November 14, 2013

Resuming debugging of analytical gradient.

I noted yesterday that the error we observed in K' was small -- on the order of 1e-5 -- implying that it wasn't sufficient to explain the end-to-end error we're seeing. But we should put that into context. The delta from the numerical gradient is 1e-7, so the error in K' is around 1%, i.e. in the noticible range.

Also remember that running analytical grdient using the K' from the numeric algorithm showed no noticible change to resutls. So K' probably *isn't* the issue.

Today's strategy: implement a legitimate test-bed that we can run for several deltas and get all intermediate values for both numeric and analytical gradient.

Implemented, examining results.

Okay, this is weird. All of the partial derivatives have low error (1e-5), but the final derivative of g(x) is huge (0.1).

Consider the analytical expression we're using for the gradient of g(x)

```
g' = -0.5 * y^\top * S^\top * V' * S * y
```

Plugging-in the numerical estimate for V' above should give something close to the numerical estimate for g'. But they're nowhere close.

```
>> -0.5 * y' * S' * dV_hat * S * y
ans =
-0.1015
>> g_hat
ans =
0.0522
```

Stated differently, if we propagate the error in dV_hat through the expression for g', this theoretical error in g' is far smaller than the true error in the analytical expression for g'.

This strongly suggests there's a problem in our expression for g', that the error is not due to approximation or precision issues.

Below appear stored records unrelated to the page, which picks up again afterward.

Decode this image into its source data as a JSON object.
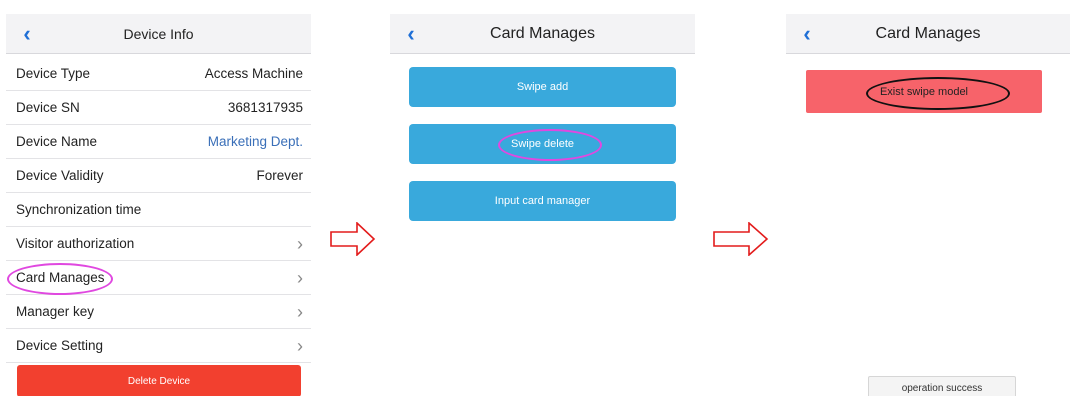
{
  "device_info": {
    "title": "Device Info",
    "rows": [
      {
        "label": "Device Type",
        "value": "Access Machine"
      },
      {
        "label": "Device SN",
        "value": "3681317935"
      },
      {
        "label": "Device Name",
        "value": "Marketing Dept."
      },
      {
        "label": "Device Validity",
        "value": "Forever"
      },
      {
        "label": "Synchronization time",
        "value": ""
      },
      {
        "label": "Visitor authorization",
        "value": ""
      },
      {
        "label": "Card Manages",
        "value": ""
      },
      {
        "label": "Manager key",
        "value": ""
      },
      {
        "label": "Device Setting",
        "value": ""
      }
    ],
    "delete_label": "Delete Device"
  },
  "card_manages": {
    "title": "Card Manages",
    "buttons": [
      "Swipe add",
      "Swipe delete",
      "Input card manager"
    ]
  },
  "result": {
    "title": "Card Manages",
    "alert": "Exist swipe model",
    "toast": "operation success"
  },
  "colors": {
    "nav_back": "#1f6fd6",
    "link": "#3a6fb8",
    "delete_red": "#f2402f",
    "action_blue": "#39a9dc",
    "alert_red": "#f7636a",
    "highlight_magenta": "#e048e0",
    "flow_arrow": "#e31b1b"
  },
  "icons": {
    "back": "chevron-left-icon",
    "row_nav": "chevron-right-icon",
    "flow": "right-arrow-icon"
  }
}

But if g' is so wrong, why are so many elements of the gradient so close to being correct? Recall the plot of gradients from yesterday, shown below.

Element 22 (the element under scrutiny in the tests above) has large error, but several other elements are nearly perfect. This suggests that if there is a problem in our expression.

Is it possible there's a bug in the test logic? Maybe we're using the wrong field for y or S? Or maybe when we perturb x, we aren't updating all the intermediate fields?

**Got it!** We're neglecting the change in the normalizing "constant", Z. In the usual scenario, Z is constant w.r.t. the Gaussian distribution input y, but it is most certainly a function of the values of the Sigma matrix.